Tarana Burke: Campaign-Leader and Conversation-Starter
Tarana Burke is most known as the founder of the “me too” Movement. Passionate about issues like housing inequality, racial discrimination, and economic injustice, Burke is a longtime activist and community organizer who started leading campaigns as a teenager. In her adult years, Burke shifted her focus to supporting women of color and the “me too Movement” was born to meet sexual abuse survivors with empathy when they share their stories. Burke’s movement became popularized in 2017 amidst the Harvey Weinstein sexual abuse scandal, with “#metoo” being used over 19 million times in one year—on just Twitter alone.
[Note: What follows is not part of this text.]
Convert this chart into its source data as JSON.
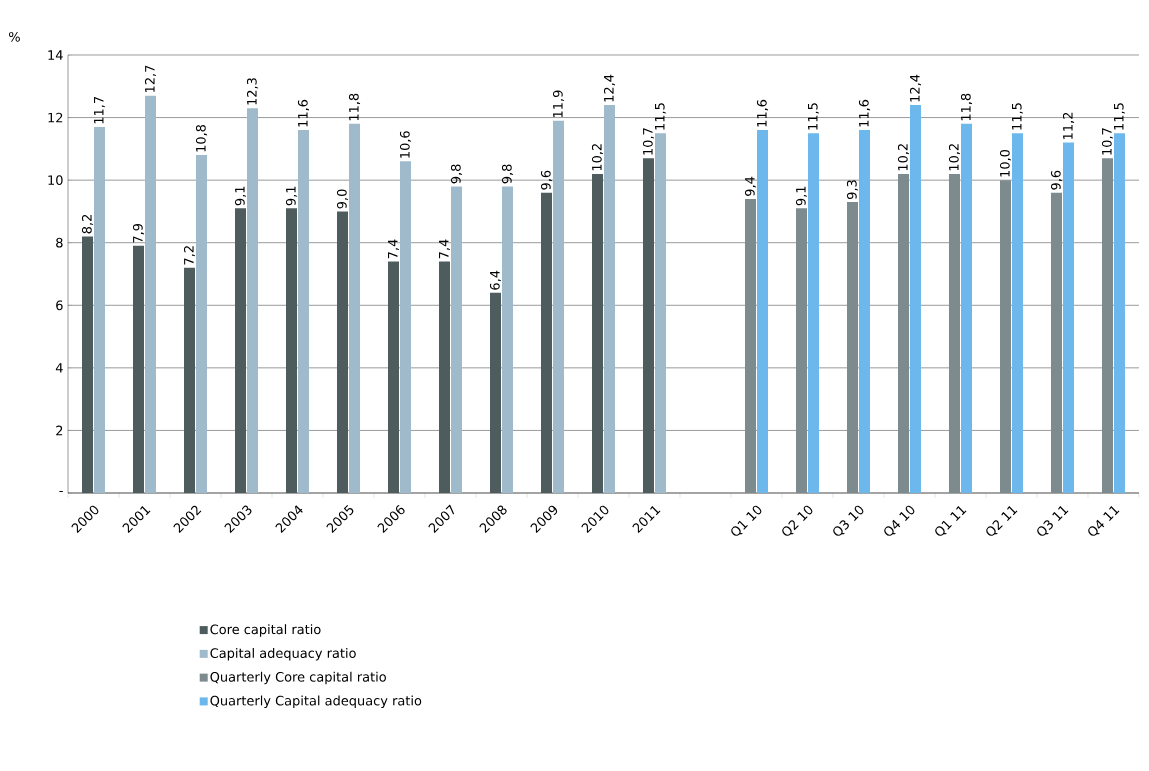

Helen Lansdowne Resor: The Woman Who Understood Women
Helen Lansdowne Resor worked as a head copywriter in the New York City J. Walter Thompson agency. There, she came up with the line, “A skin you love to touch,” to positional Woodbury Soap and its female consumer as sensual. In 1911, this line was both sensual and scandalous, and yet, the campaign led to a one-thousand-percent increase in Woodbury sales over the span of eight years. Lansdowne Resor also owned other advertising firsts like the popularizing the use of celebrity testimonials and being the first woman to plan and execute a national ad campaign. She and her husband also created the a women’s editorial department at J. Walter Thompson because they believed campaign success depended on women consumers and understood that there was no better than women to understand those consumers. By the next year, the women’s department was responsible for more than half of the agency’s earnings.
Beyond the Spotlight
The women featured in this piece are pioneers who showed the world what’s possible in a male-dominated field. They’ve also shown that advertising has the power to shape culture. It’s the reason we might see someone sporting an “I Heart NY” shirt even if they’re in Oregon—and have never been to New York. It’s the reason engagement rings have become synonymous with diamond rings. Advertising has the power to break barriers and start conversations. And with that power, comes… you know the rest.
It is our responsibility as advertisers to recognize the power we hold whether or not we intend to.
If you take one thing away from this piece, let it be that advertising can never truly speak to the masses if the industry itself does not reflect the very people it seeks to understand. And a true reflection is only possible when representation exists at all levels of organizational structure and beyond the seasonal spotlight.